スプリンクラー設備のメインバルブとは‥消火ポンプの直上にある大きなバルブ(止水弁)のこと。
コイツ “閉” にすると消火水槽から消火ポンプで吸い上げた水が配管に流れないので、消火ポンプの「締め切り運転」ってのができたりスプリンクラー設備の機能を停止したい時に活躍するものです。
スプリンクラー設備150Aメインバルブ(止水弁)の交換工事
今回、150Aバルブ自体から水が漏れていた為、新品に交換することとなりました。
⓪水抜き
まず配管内の水を抜きます。
補給水槽
今回は11Fに中間ポンプのある高層建物でしたので、屋上だけでなく11階にも補給水槽がありました。
これと直近のバルブを閉めることで、交換工事をするエリアにおける配管内への給水を止めることができました。
補給水槽とは‥建物最上部から重力のかかった水を落とし、配管内を水で満たして置くための水槽。
補給水槽が機能していなければ配管内に空気が入ってしまい、放水時に『ブスッ、ボボッ‥』と下品な音のエアーが連射される。
圧力タンク
次に、圧力タンクの排水を “開” にして配管内に残った水を抜いていきました。
圧力タンクとは‥スプリンクラー設備の配管内の水圧が一定値以下になったことを検出し、自動で消火ポンプを起動させるためのもの。

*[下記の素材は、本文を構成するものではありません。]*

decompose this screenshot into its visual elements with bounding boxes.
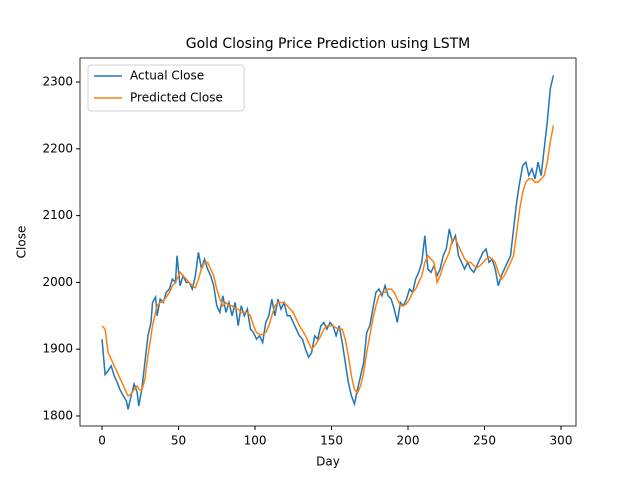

例えば閉鎖型スプリンクラーヘッドが熱で弾けて配管内の水が出ることで配管内の水圧が減少し、圧力タンク内の水圧も減少して消火ポンプが回るといった動作をする。
①既設150Aバルブ取り外し
配管内の水が抜けたら、バルブを取り外していきます。
ホイスト固定
ウィンチ(小さいホイスト)を天井に固定して、ロープで150Aバルブを吊り上げました。
これにより、電動で150Aバルブの持ち上げが可能となります。
ポイント
ホイストは重量物を持ち上げると大きな電流を要する為、ブレーカーが落ちる可能性があります。
分電盤内ではなく、コンセント部分で過電流を遮断する “ビリビリガード” を介することで落ちたブレーカーを探す手間が省けるので大変オススメです。
ロープ固定
重心が150Aバルブ中央付近となる様に、ロープを結びつけて固定。
撤去完了
その後、電動のホイストで『ウィーン‥』と吊り上げて地上へ降ろしました。
事前の現地調査で採寸して用意しておいた、同じ大きさの150Aバルブと交換していきます。
なぜバルブを吊り上げたのか
この150Aバルブ、実は総重量が72kgもあるのです。
『そんな吊り上げるとか大掛かりな事しなくても、脚立に上って持ちあげればいいじゃん!』という感想をお持ちの方もいらっしゃったかと思います。
しかし例えば「自分の背丈以上の高さにいる成人男性を支えなければならない」‥と考えれば素手では困難ということがイメージできるかと。
参考KITZ 鋳鉄バルブ
◎ 新しい150Aバルブ取り付け
撤去時と同様に、ウィンチで新しい150Aバルブを吊り上げて取り付けていきます。
ここに注意
新しいバルブには琥珀色のカバーが装着されています。
このカバーが着いたままだと、もちろん通水しませんので絶対に取ってから設置する様にして下さい。
新品のツメ
※新品のツメに注意して下さい。
◎ ポンプアップ
配管内の水を空にして工事をしていた為、消火ポンプを起動させて配管内へ消火水槽の水を充水します。
☟ポンプアップ前
☟ポンプアップ後
エア抜き
配管内が空になった時に、空気が入り込んでいます。
屋上のテスト弁や、圧力タンク側でエアが噛んでいないか最終確認しましょう。
配管内のエアが圧縮されることによる圧力低下は、消火ポンプ誤作動の原因になる可能性があります。
◎ 持ち物(工具など)
電動ウィンチ(ホイスト)
メガネレンチ 30×32mm
特に今回、謎にボルト径が30mmと32mmが混ざっていたので重宝されました。
ロープ&カラビナ
ビリビリガード
水系設備のコツ
大体、思ってた通りにならないので余裕を持った計画にしましょう。
◎ まとめ
- 高層ビルにてスプリンクラー設備のメインバルブ2つ(下階の消火ポンプと11階の中間ポンプ)交換した為、その手順について解説した。
- 150Aバルブは総重量が72kgもあった為、電動ウィンチで吊り上げて施工した。
- 配管内の水を一度全て抜いて空にする必要があった為、再びポンプアップした際にエアが残る可能性が高いのでエア抜きをすべきであった。